As I state in my spoiler-free section, where my disconnect happens is in the other elements of Not Like Everyone Else. I often found myself questioning certain character’s actions because there simply hadn’t been a precedent set for those actions. Ryan being so trusting of Elliot, when we’ve been told and shown that she’s not interested in kindling a romance both in her stating that and in the way she reacted to Carter coming on to her seems a hamfisted way of sliding romance into the story, and Jacob’s semi-abduction of Harper when they can’t find Carter feels more like needless drama than a truly tension-filled moment in the story because there’s not a lot of characterization given to Jacob outside of being a horndog. I was left wondering what exactly about Jacob’s personality would lead him to bind and gag his girlfriend because he thought his friend was missing.
This follows through a lot in the set-up of relationships in general in Not Like Everyone Else. We’re told that Harper and Ryan become friends, but there’s not a lot of development toward that point that would lead to the fulfilled conclusion that Harper and Ryan mean something to each other. As a reader, I found myself asking “why are these two friends?” “What’s bringing them together?” with no answers, and while I think the mention of them using each other was an interesting one, it felt almost like that relationship type should have been the one followed through. It was much the same with Ryan and Elliot’s relationship, one that started rather quickly in spite of Ryan’s own affirmed reservations of beginning a new relationship so soon after breaking up with Corey, yet there’s this instant love element (and certainly quick exchanges of I love you) that didn’t feel like they were earned through the narrative.
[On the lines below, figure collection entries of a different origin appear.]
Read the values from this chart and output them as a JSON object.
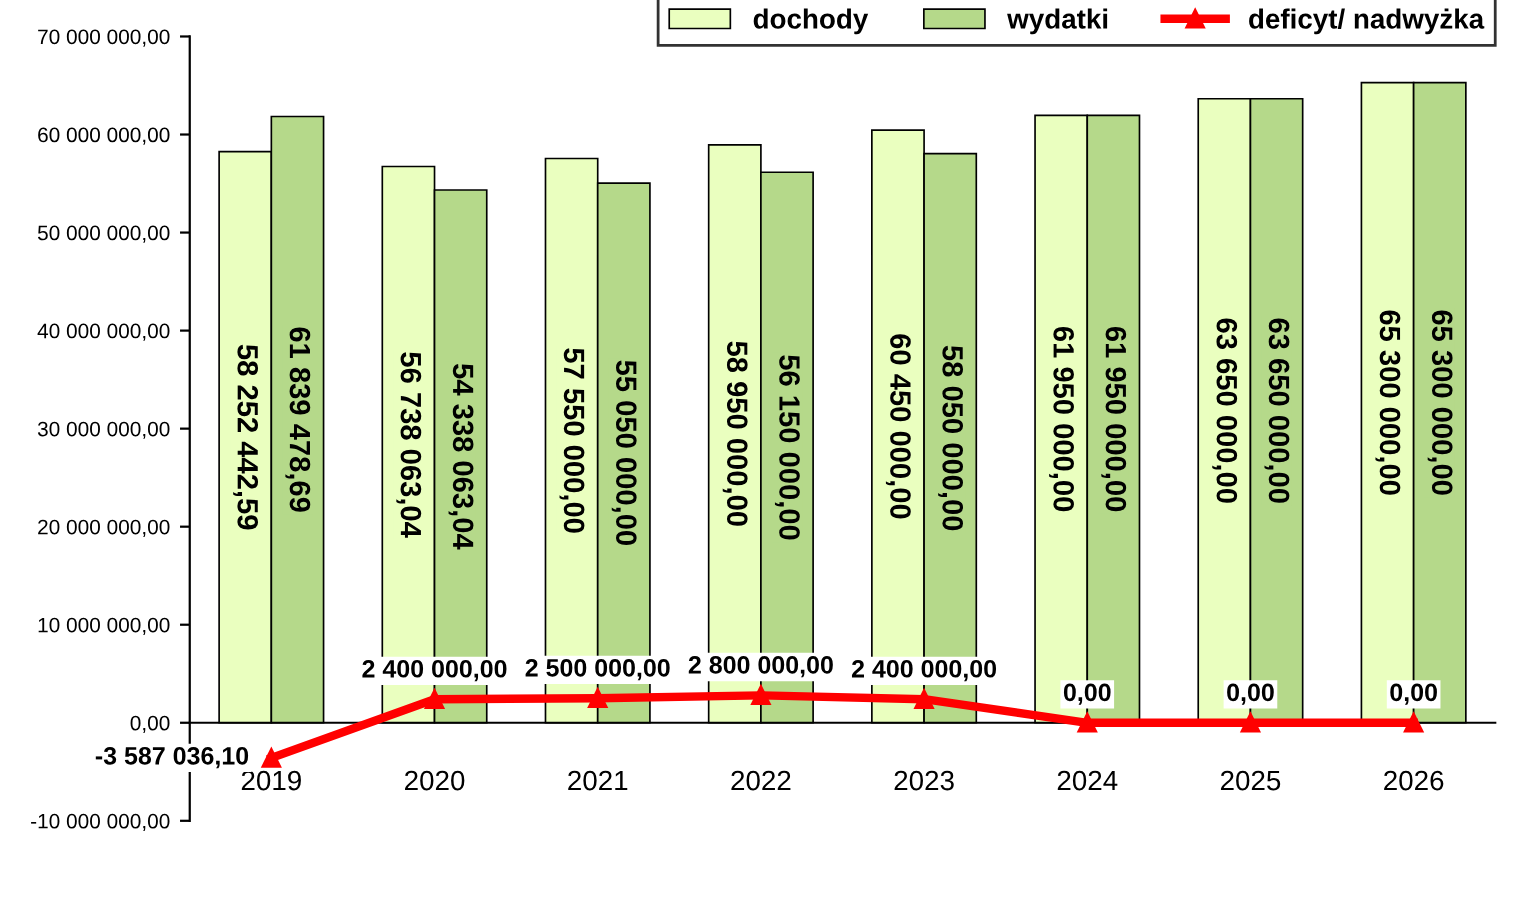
{
  "chart_data": {
    "type": "bar",
    "categories": [
      "2019",
      "2020",
      "2021",
      "2022",
      "2023",
      "2024",
      "2025",
      "2026"
    ],
    "series": [
      {
        "name": "dochody",
        "type": "bar",
        "color": "#eaffbf",
        "values": [
          58252442.59,
          56738063.04,
          57550000,
          58950000,
          60450000,
          61950000,
          63650000,
          65300000
        ],
        "value_labels": [
          "58 252 442,59",
          "56 738 063,04",
          "57 550 000,00",
          "58 950 000,00",
          "60 450 000,00",
          "61 950 000,00",
          "63 650 000,00",
          "65 300 000,00"
        ]
      },
      {
        "name": "wydatki",
        "type": "bar",
        "color": "#b5d98a",
        "values": [
          61839478.69,
          54338063.04,
          55050000,
          56150000,
          58050000,
          61950000,
          63650000,
          65300000
        ],
        "value_labels": [
          "61 839 478,69",
          "54 338 063,04",
          "55 050 000,00",
          "56 150 000,00",
          "58 050 000,00",
          "61 950 000,00",
          "63 650 000,00",
          "65 300 000,00"
        ]
      },
      {
        "name": "deficyt/ nadwyżka",
        "type": "line",
        "color": "#ff0000",
        "marker": "triangle",
        "values": [
          -3587036.1,
          2400000,
          2500000,
          2800000,
          2400000,
          0,
          0,
          0
        ],
        "value_labels": [
          "-3 587 036,10",
          "2 400 000,00",
          "2 500 000,00",
          "2 800 000,00",
          "2 400 000,00",
          "0,00",
          "0,00",
          "0,00"
        ]
      }
    ],
    "ylim": [
      -10000000,
      70000000
    ],
    "yticks": [
      {
        "value": -10000000,
        "label": "-10 000 000,00"
      },
      {
        "value": 0,
        "label": "0,00"
      },
      {
        "value": 10000000,
        "label": "10 000 000,00"
      },
      {
        "value": 20000000,
        "label": "20 000 000,00"
      },
      {
        "value": 30000000,
        "label": "30 000 000,00"
      },
      {
        "value": 40000000,
        "label": "40 000 000,00"
      },
      {
        "value": 50000000,
        "label": "50 000 000,00"
      },
      {
        "value": 60000000,
        "label": "60 000 000,00"
      },
      {
        "value": 70000000,
        "label": "70 000 000,00"
      }
    ],
    "legend": "top right",
    "grid": false
  }
}
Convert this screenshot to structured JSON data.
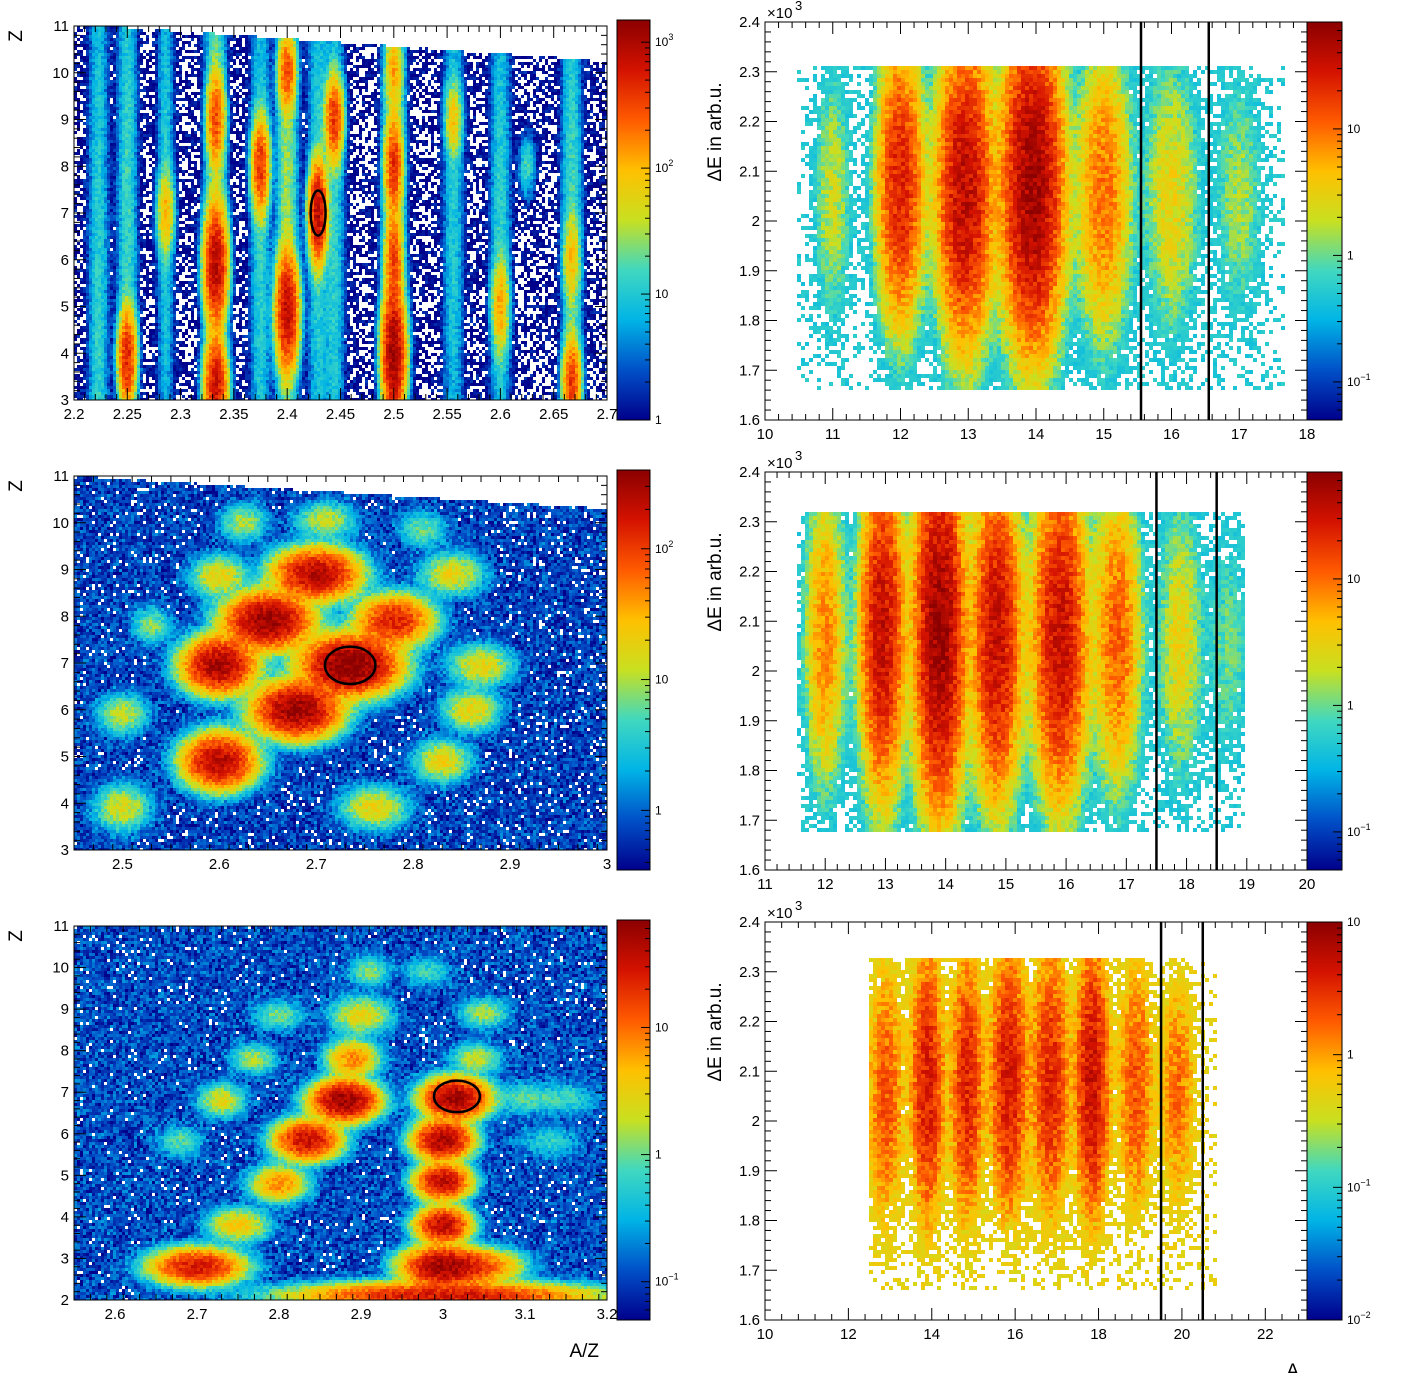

This issue with characterization and pacing bled into the ending for me, we as well. This was a fast-paced read, but I feel to the detriment overall of getting to the end goal: the revelation of the murderer and the murderer’s demise. Corey being the murderer wasn’t too much of a let-down; he fit the part. I found his characterization a little on the nose with his villainy, but where I was most disappointed in was in Harley’s involvement. There’s a lot of evidence that points to Ryan being the murderer, and at several instances, I could question whether it was perhaps Harper that was using her, or maybe even Elliot. It was interesting and created dynamic tension, whereas the inclusion of Harley as the actual villain didn’t feel properly utilized. I would have loved to have seen more interaction or foreshadowing for there to have been that true betrayal moment pay off in the end.
Despite the critique, I enjoyed reading Not Like Everyone Else. While it had its issues for me, it kept me wanting to know what was happening. I never found my bored and at a few points, I was quite entertained. This was a truly unique work.